Je contestais son optimisme béat. Il ne voulait rien savoir, la voie chilienne était démocratique et constitutionnelle. Le Chili resterait hors du prurit des généraux. Ici les gens étaient légalistes, et fiers de l’être. À l’entendre le Chili c’était un peu la Suisse. Je me gondolais. Le bellâtre n’appréciait qu’à demi mes sarcasmes alors je les remisais tout en lui signifiant que Chloé n’entrait pas dans le cadre des échanges culturels. Beau joueur il nous emmenait dans un restaurant du port où nous mangions du poisson grillé arrosé d’un Carmenere costaud de chez costaud. Nous reprenions le bus en fin d’après-midi. Après une heure de route arrêt de la douane volante. Les ballots sont éventrés. Taxation ou confiscation, surtout les fringues, le régime tapait aussi sur les miséreux.
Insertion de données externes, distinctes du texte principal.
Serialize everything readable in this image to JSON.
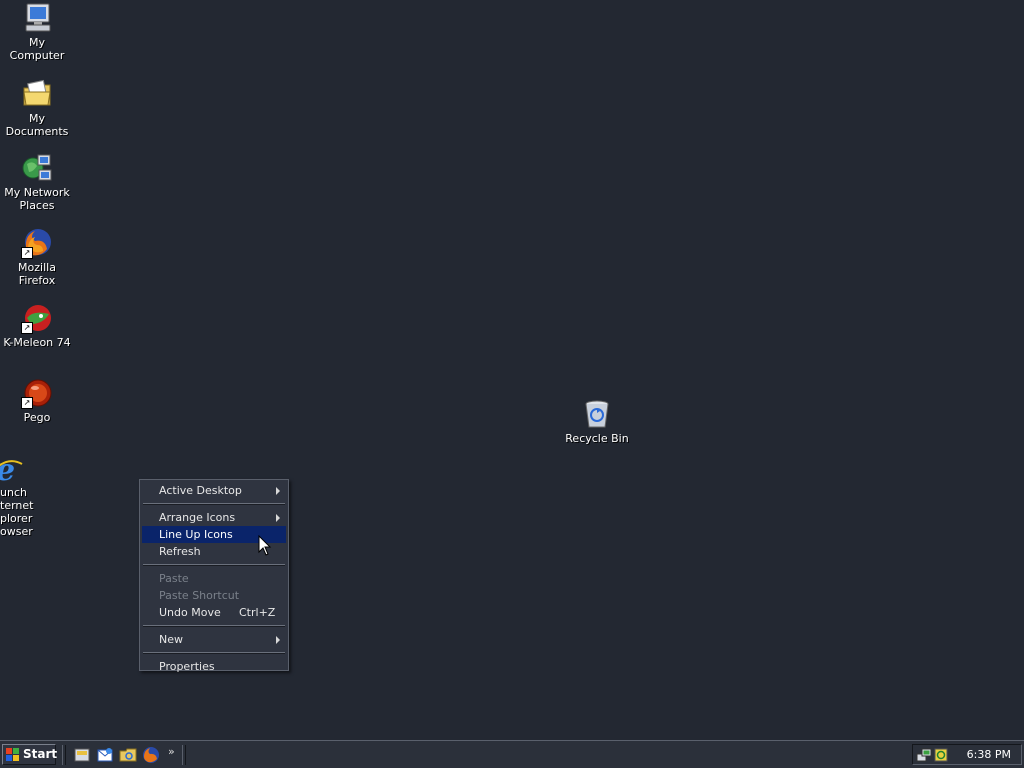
{
  "desktop": {
    "icons": [
      {
        "label": "My Computer"
      },
      {
        "label": "My Documents"
      },
      {
        "label": "My Network Places"
      },
      {
        "label": "Mozilla Firefox"
      },
      {
        "label": "K-Meleon 74"
      },
      {
        "label": "Pego"
      },
      {
        "label": "unch ternet plorer owser"
      },
      {
        "label": "Recycle Bin"
      }
    ]
  },
  "context_menu": {
    "items": [
      {
        "label": "Active Desktop",
        "submenu": true
      },
      {
        "label": "Arrange Icons",
        "submenu": true
      },
      {
        "label": "Line Up Icons",
        "selected": true
      },
      {
        "label": "Refresh"
      },
      {
        "label": "Paste",
        "disabled": true
      },
      {
        "label": "Paste Shortcut",
        "disabled": true
      },
      {
        "label": "Undo Move",
        "shortcut": "Ctrl+Z"
      },
      {
        "label": "New",
        "submenu": true
      },
      {
        "label": "Properties"
      }
    ]
  },
  "taskbar": {
    "start_label": "Start",
    "quick_launch_more": "»",
    "clock": "6:38 PM"
  },
  "colors": {
    "desktop_bg": "#232832",
    "menu_bg": "#2f3440",
    "menu_highlight": "#0a246a",
    "taskbar_bg": "#2b303a"
  }
}
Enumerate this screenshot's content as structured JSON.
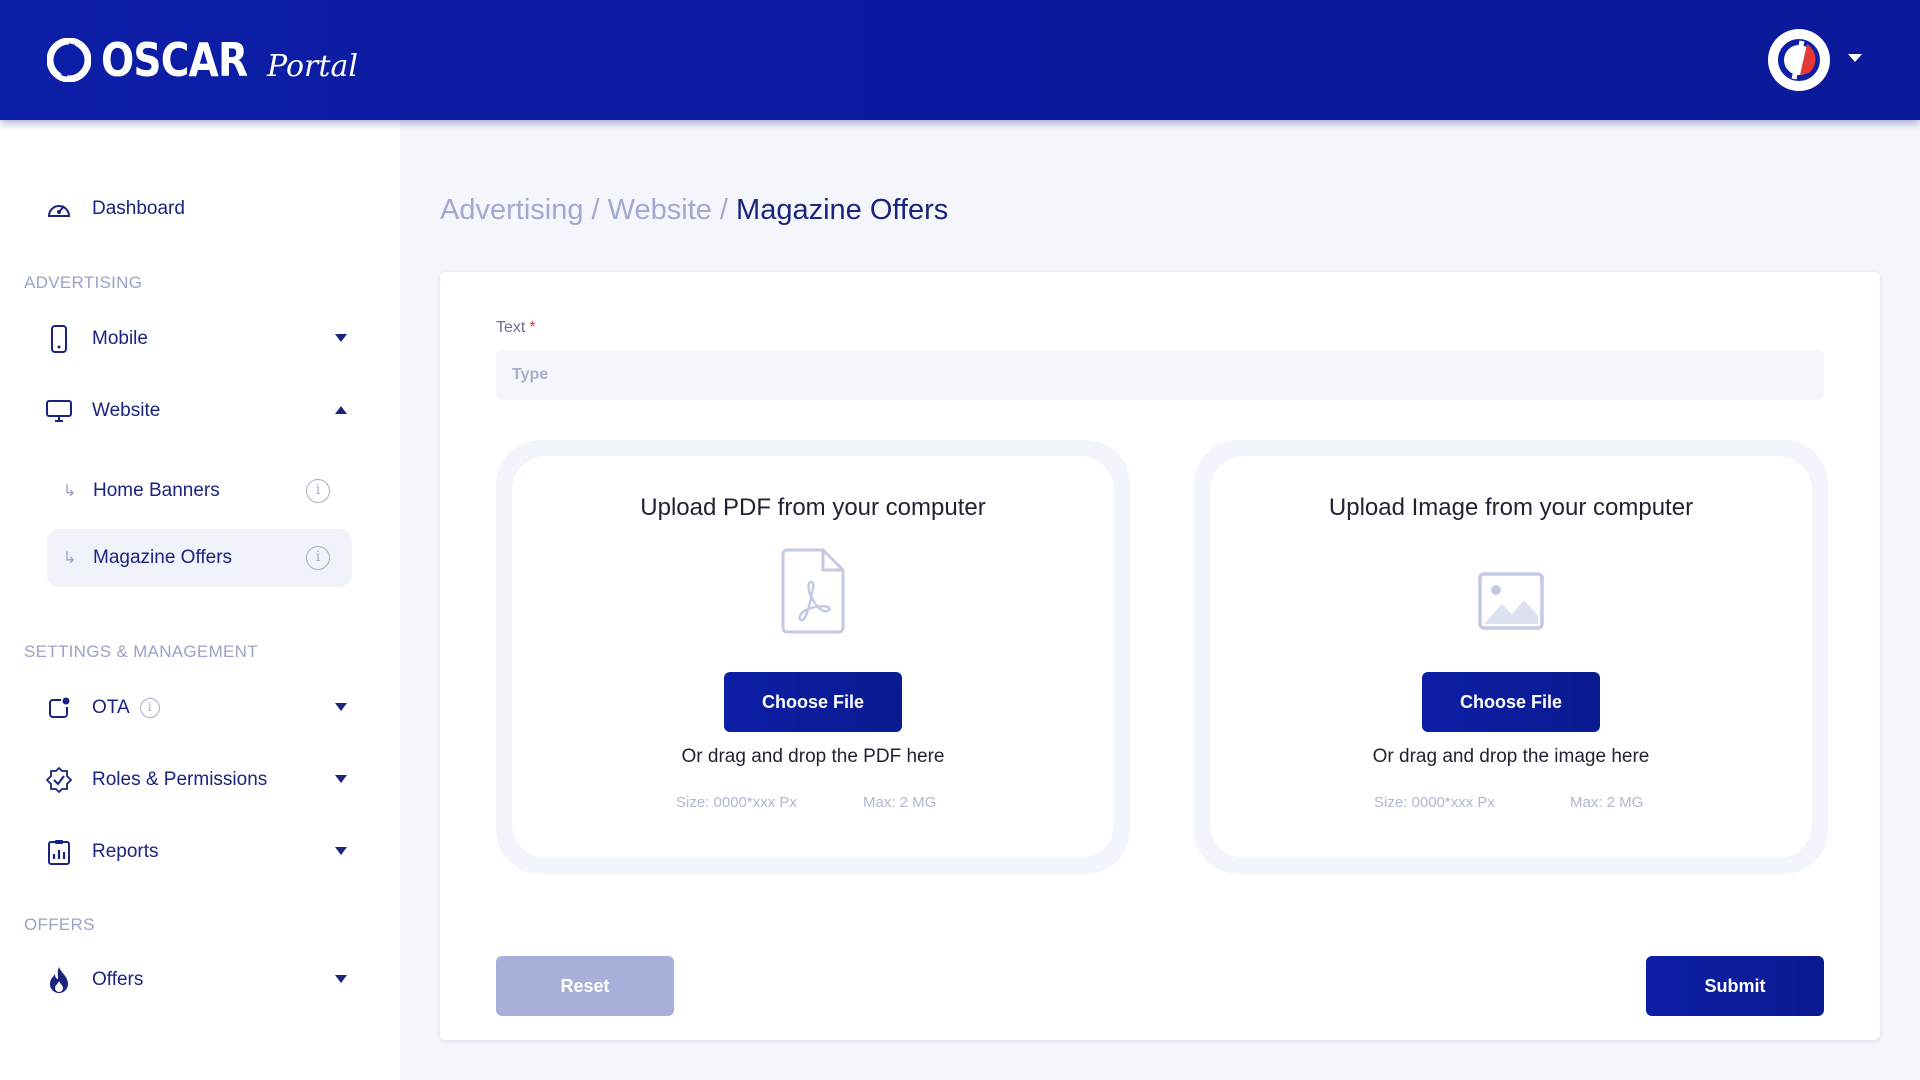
{
  "header": {
    "brand": "OSCAR",
    "brand_sub": "Portal",
    "logo_icon": "oscar-logo-icon",
    "avatar_icon": "user-avatar-icon",
    "menu_icon": "chevron-down-icon",
    "background": "#0d1fa6"
  },
  "sidebar": {
    "dashboard": {
      "label": "Dashboard",
      "icon": "speedometer-icon"
    },
    "section_advertising": "ADVERTISING",
    "mobile": {
      "label": "Mobile",
      "icon": "mobile-phone-icon"
    },
    "website": {
      "label": "Website",
      "icon": "monitor-icon"
    },
    "home_banners": {
      "label": "Home Banners"
    },
    "magazine_offers": {
      "label": "Magazine Offers"
    },
    "section_settings": "SETTINGS &  MANAGEMENT",
    "ota": {
      "label": "OTA",
      "icon": "ota-icon"
    },
    "roles": {
      "label": "Roles & Permissions",
      "icon": "badge-check-icon"
    },
    "reports": {
      "label": "Reports",
      "icon": "report-chart-icon"
    },
    "section_offers": "OFFERS",
    "offers": {
      "label": "Offers",
      "icon": "flame-icon"
    }
  },
  "breadcrumb": {
    "part1": "Advertising / ",
    "part2": "Website / ",
    "current": "Magazine Offers"
  },
  "form": {
    "text_label": "Text",
    "required_mark": "*",
    "text_placeholder": "Type",
    "text_value": "",
    "pdf_upload": {
      "title": "Upload PDF from your computer",
      "button": "Choose File",
      "drag_text": "Or drag and drop the PDF here",
      "size": "Size: 0000*xxx Px",
      "max": "Max: 2 MG",
      "icon": "pdf-file-icon"
    },
    "image_upload": {
      "title": "Upload Image from your computer",
      "button": "Choose File",
      "drag_text": "Or drag and drop the image here",
      "size": "Size: 0000*xxx Px",
      "max": "Max: 2 MG",
      "icon": "image-icon"
    },
    "reset": "Reset",
    "submit": "Submit"
  },
  "colors": {
    "primary": "#0d1fa6",
    "text_dark": "#1a237e",
    "muted": "#a2a8d0",
    "reset_button": "#a8afd9",
    "required": "#e53935"
  }
}
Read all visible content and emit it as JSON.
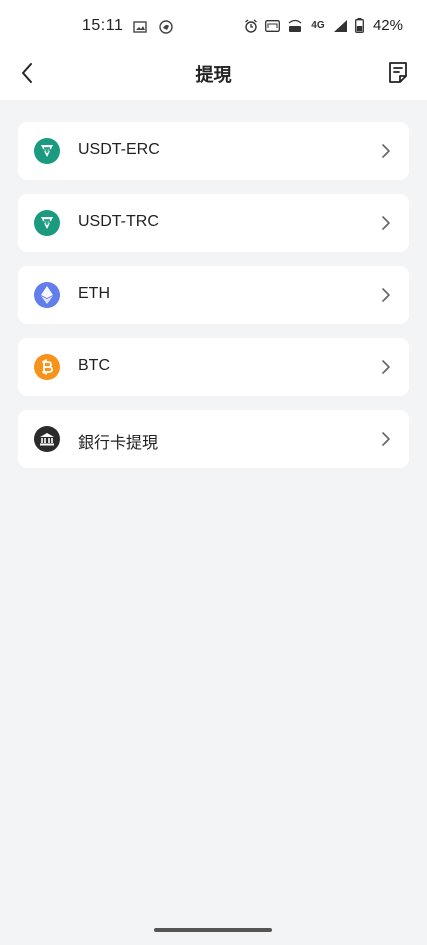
{
  "status_bar": {
    "time": "15:11",
    "battery": "42%",
    "network": "4G"
  },
  "header": {
    "title": "提現"
  },
  "methods": [
    {
      "label": "USDT-ERC",
      "icon": "tether-icon",
      "color": "#1a9a7e"
    },
    {
      "label": "USDT-TRC",
      "icon": "tether-icon",
      "color": "#1a9a7e"
    },
    {
      "label": "ETH",
      "icon": "ethereum-icon",
      "color": "#627eea"
    },
    {
      "label": "BTC",
      "icon": "bitcoin-icon",
      "color": "#f7931a"
    },
    {
      "label": "銀行卡提現",
      "icon": "bank-icon",
      "color": "#2b2b2b"
    }
  ]
}
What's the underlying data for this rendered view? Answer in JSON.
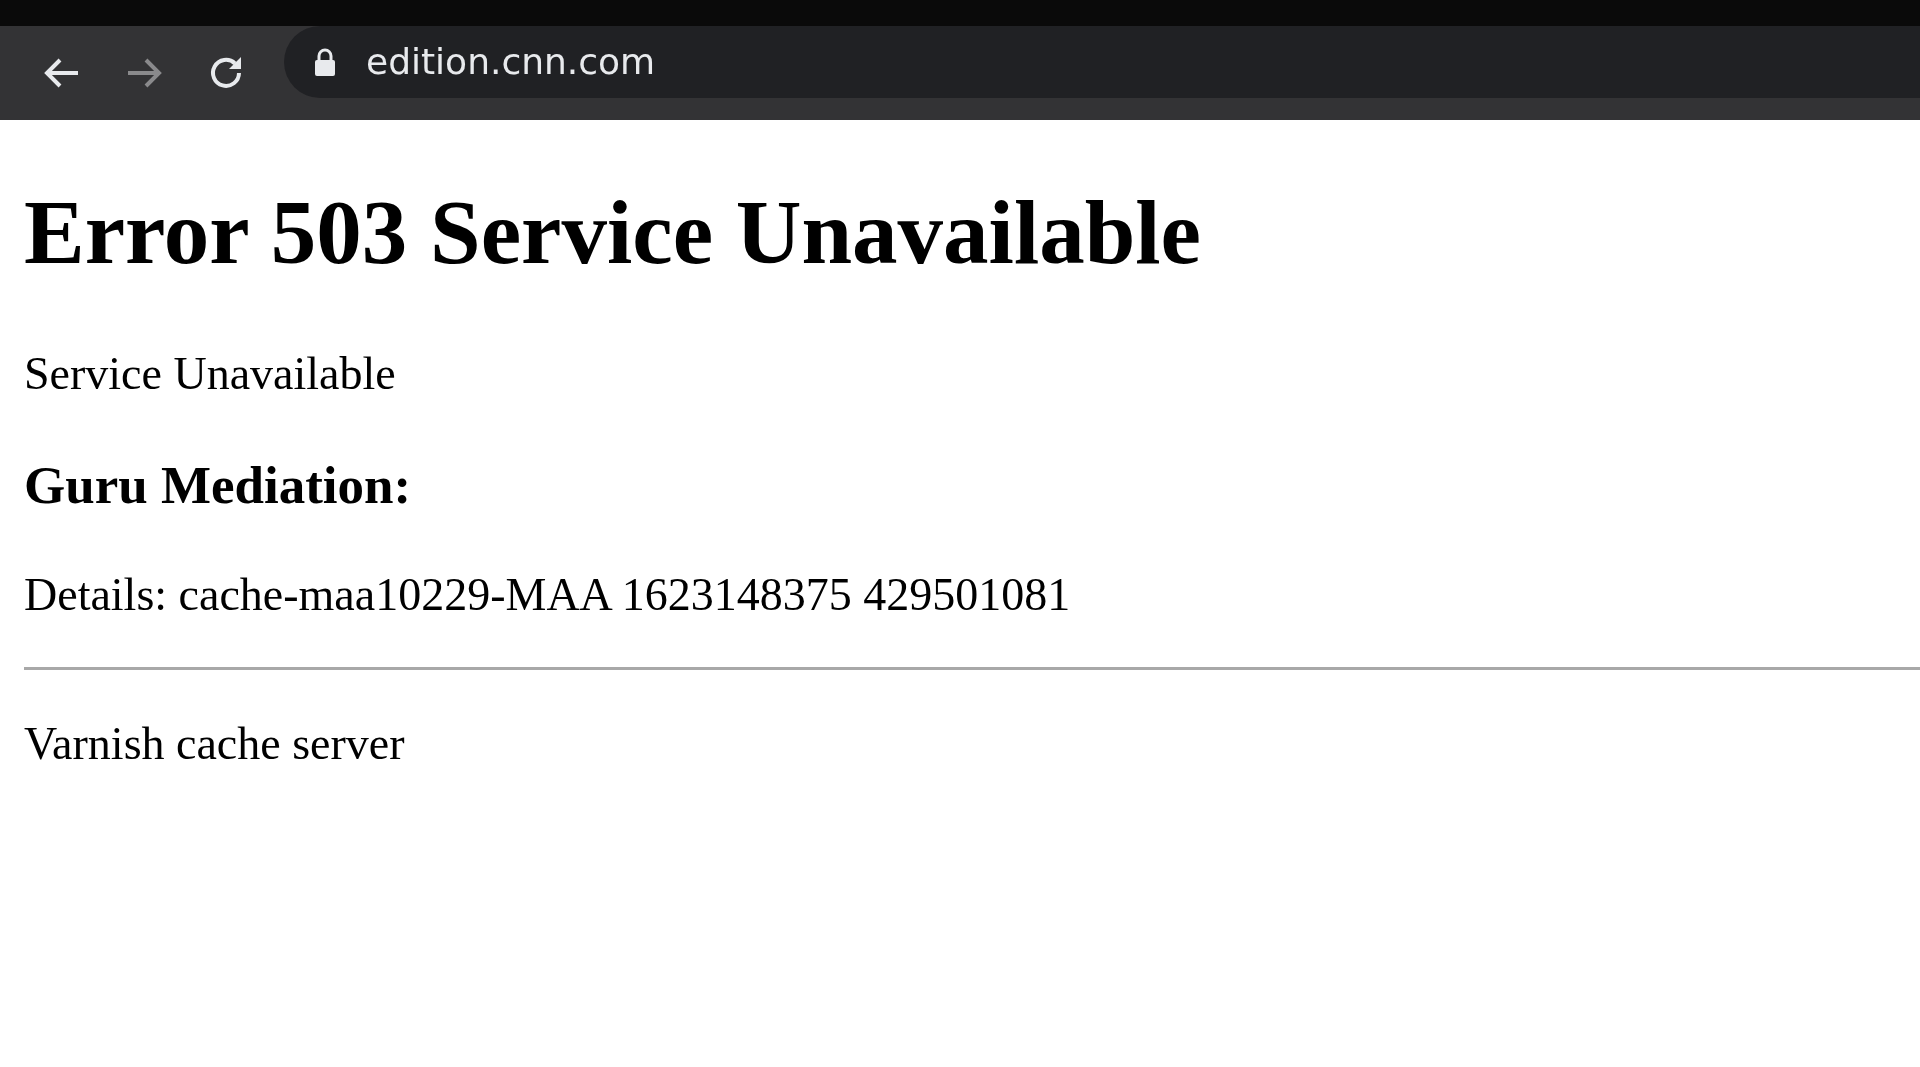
{
  "browser": {
    "nav_buttons": [
      {
        "kind": "back",
        "disabled": false
      },
      {
        "kind": "forward",
        "disabled": true
      },
      {
        "kind": "reload",
        "disabled": false
      }
    ],
    "url": "edition.cnn.com"
  },
  "page": {
    "title": "Error 503 Service Unavailable",
    "message": "Service Unavailable",
    "subheading": "Guru Mediation:",
    "details": "Details: cache-maa10229-MAA 1623148375 429501081",
    "footer": "Varnish cache server"
  }
}
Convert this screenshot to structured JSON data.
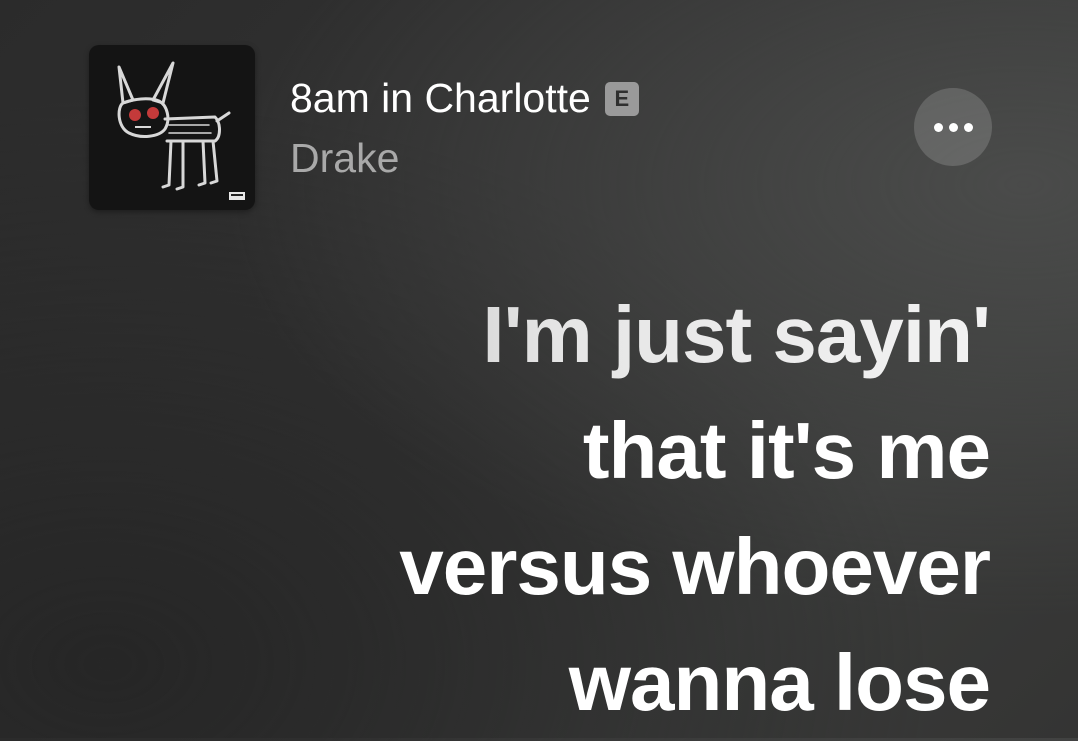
{
  "now_playing": {
    "title": "8am in Charlotte",
    "explicit_badge": "E",
    "artist": "Drake",
    "artwork_icon": "album-artwork-dog-drawing"
  },
  "controls": {
    "more_icon": "ellipsis-icon"
  },
  "lyrics": {
    "lines": [
      "I'm just sayin'",
      "that it's me",
      "versus whoever",
      "wanna lose"
    ]
  },
  "colors": {
    "title": "#ffffff",
    "artist": "#a9a9a9",
    "badge": "#9a9a9a",
    "lyrics": "#ffffff"
  }
}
Etrange ! À moins que les douaniers n’amélioraient là leur ordinaire. Ils nous foutaient la paix. Les services de désinsectisation en profitaient pour gazer la mouche bleue dans notre bus. Il fallait lui faire barrage pour qu’elle ne gagnât pas le Sud car elle s’attaquait aux fruits. Nous roulions vers Santiago où je ne savais pas trop ce que nous allions y faire. En me calant sur son épaule je confiais à Chloé « Je vais m’offrir des vacances mon ange. Moi la transition vers le socialisme ce n’est pas vraiment mon truc. Je te confie le gouvernail... » Elle me mordillait le lobe de l’oreille en signe d’acquiescement.